Als je in een nieuwe interface als unity of gnome3 werkt heb je soms het gevoel dat je af moet kicken, waar zijn al die knopjes die je vroeger zat in te drukken. Je moet echt wennen dat je dat niet meer hoeft te doen, dan pas ga je het waarderen.
Linux Mint probeert het oude startmenu concept te verbeteren en slaagt daar inderdaad in. Ik vind het een van de mooiste en beste startmenu's. Het is een gemakkelijke overstap voor mensen die deze werkwijze willen handhaven.
Toch denk ik dat hier niet de toekomst ligt voor de gewone gebruiker. We gaan naar hele andere interfaces. Interfaces die je nauwelijks meer onderscheidt als interface omdat ze in het product op gaan. Een aanraakscherm is zoiets, er zijn geen knopjes, schuifjes meer, de buitenkant is de interface.
De tijd dat we met een speciaal apparaat als een muis van venster naar venster gaan om bij iets te komen wordt afgebouwd. Straks zeggen we iets, raken iets aan, om het te laten gebeuren, direct, zonder interface gedoe. Siri is daar een voorbeeld van. De afstand tussen gebruik en wens wordt steeds korter. Dat is een ontwikkeling die al vanaf het begin aan de gang is en nog lang niet klaar is.

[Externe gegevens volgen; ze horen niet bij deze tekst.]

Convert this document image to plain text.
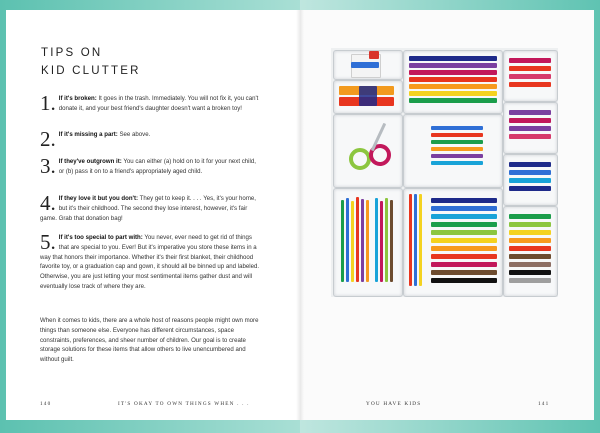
TIPS ON
KID CLUTTER
1. If it's broken: It goes in the trash. Immediately. You will not fix it, you can't donate it, and your best friend's daughter doesn't want a broken toy!
2. If it's missing a part: See above.
3. If they've outgrown it: You can either (a) hold on to it for your next child, or (b) pass it on to a friend's appropriately aged child.
4. If they love it but you don't: They get to keep it. . . . Yes, it's your home, but it's their childhood. The second they lose interest, however, it's fair game. Grab that donation bag!
5. If it's too special to part with: You never, ever need to get rid of things that are special to you. Ever! But it's imperative you store these items in a way that honors their importance. Whether it's their first blanket, their childhood favorite toy, or a graduation cap and gown, it should all be binned up and labeled. Otherwise, you are just letting your most sentimental items gather dust and will eventually lose track of where they are.
When it comes to kids, there are a whole host of reasons people might own more things than someone else. Everyone has different circumstances, space constraints, preferences, and sheer number of children. Our goal is to create storage solutions for these items that allow others to live unencumbered and without guilt.
140	IT'S OKAY TO OWN THINGS WHEN . . .	YOU HAVE KIDS	141
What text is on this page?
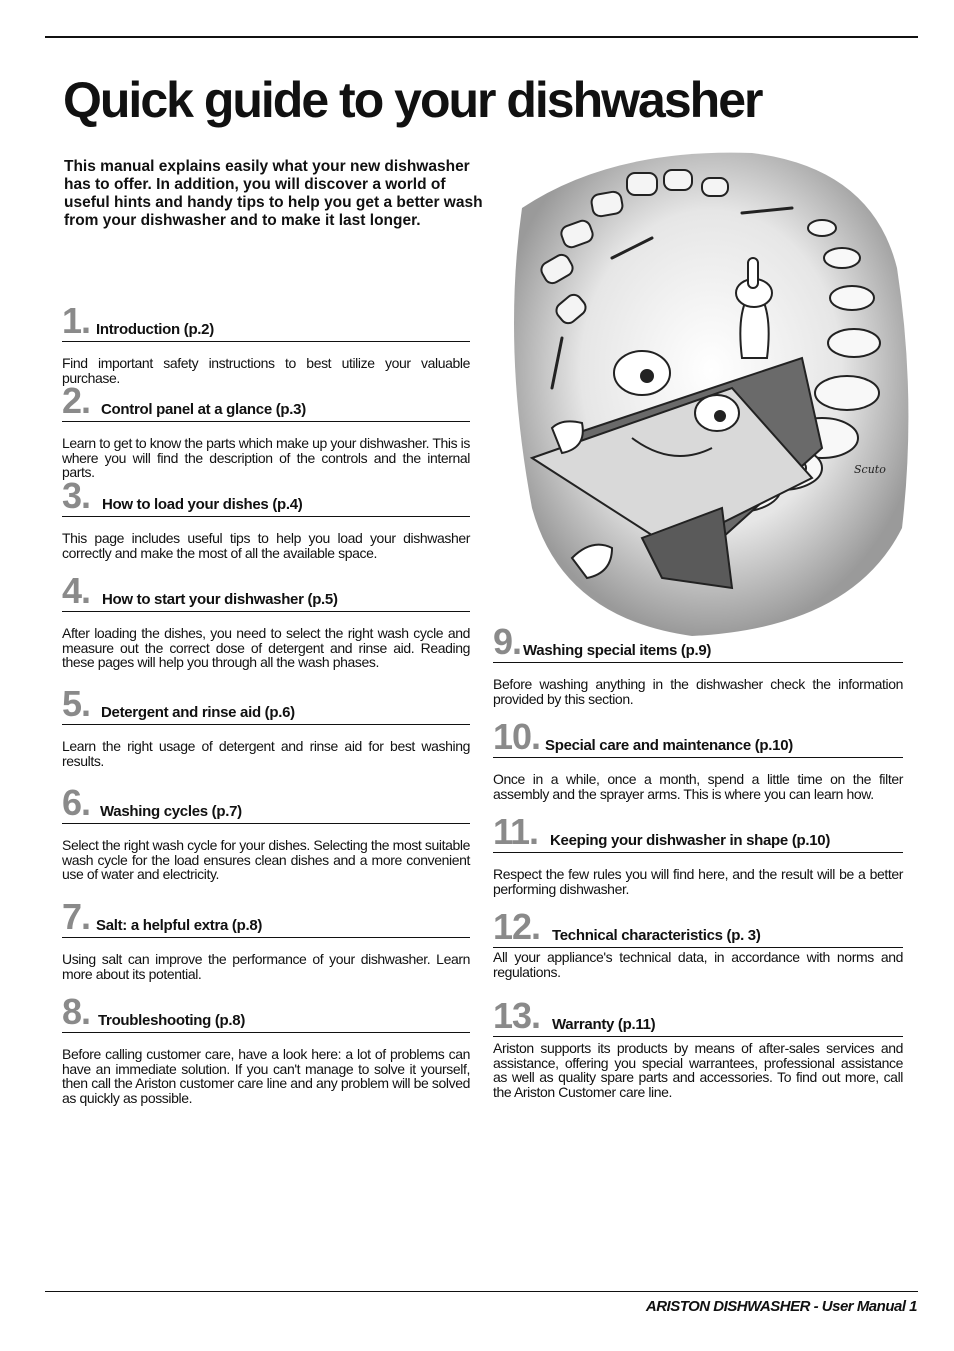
Quick guide to your dishwasher

This manual explains easily what your new dishwasher has to offer. In addition, you will discover a world of useful hints and handy tips to help you get a better wash from your dishwasher and to make it last longer.

Scuto
1. Introduction (p.2)

Find important safety instructions to best utilize your valuable purchase.

2. Control panel at a glance (p.3)

Learn to get to know the parts which make up your dishwasher. This is where you will find the description of the controls and the internal parts.

3. How to load your dishes (p.4)

This page includes useful tips to help you load your dishwasher correctly and make the most of all the available space.

4. How to start your dishwasher (p.5)

After loading the dishes, you need to select the right wash cycle and measure out the correct dose of detergent and rinse aid. Reading these pages will help you through all the wash phases.

5. Detergent and rinse aid (p.6)

Learn the right usage of detergent and rinse aid for best washing results.

6. Washing cycles (p.7)

Select the right wash cycle for your dishes. Selecting the most suitable wash cycle for the load ensures clean dishes and a more convenient use of water and electricity.

7. Salt: a helpful extra (p.8)

Using salt can improve the performance of your dishwasher. Learn more about its potential.

8. Troubleshooting (p.8)

Before calling customer care, have a look here: a lot of problems can have an immediate solution. If you can't manage to solve it yourself, then call the Ariston customer care line and any problem will be solved as quickly as possible.

9. Washing special items (p.9)

Before washing anything in the dishwasher check the information provided by this section.

10. Special care and maintenance (p.10)

Once in a while, once a month, spend a little time on the filter assembly and the sprayer arms. This is where you can learn how.

11. Keeping your dishwasher in shape (p.10)

Respect the few rules you will find here, and the result will be a better performing dishwasher.

12. Technical characteristics (p. 3)

All your appliance's technical data, in accordance with norms and regulations.

13. Warranty (p.11)

Ariston supports its products by means of after-sales services and assistance, offering you special warrantees, professional assistance as well as quality spare parts and accessories. To find out more, call the Ariston Customer care line.

ARISTON DISHWASHER - User Manual 1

Vroeger gingen mensen het bos om een stuk hout te verzamelen om een gereedschap te maken. Toen gingen ze die kant en klaar kopen. Op een bepaald moment hoefden ze geen eten meer te koken, je kon het zo kant en klaar kopen, later zelfs uit de muur trekken. Daaronder ligt het idee dat mensen direct hun behoefte willen bevredigen. De producent die iets kan aanbieden op het moment dat het verlangen bij de consument opkomt die verkoopt meer. Of dit goed voor de mens is kan je over twisten, maar het is een logisch gevolg van de technische vooruitgang in een consumer society die in sterke mate door korte-termijn-verlangen-bevrediging wordt gedreven.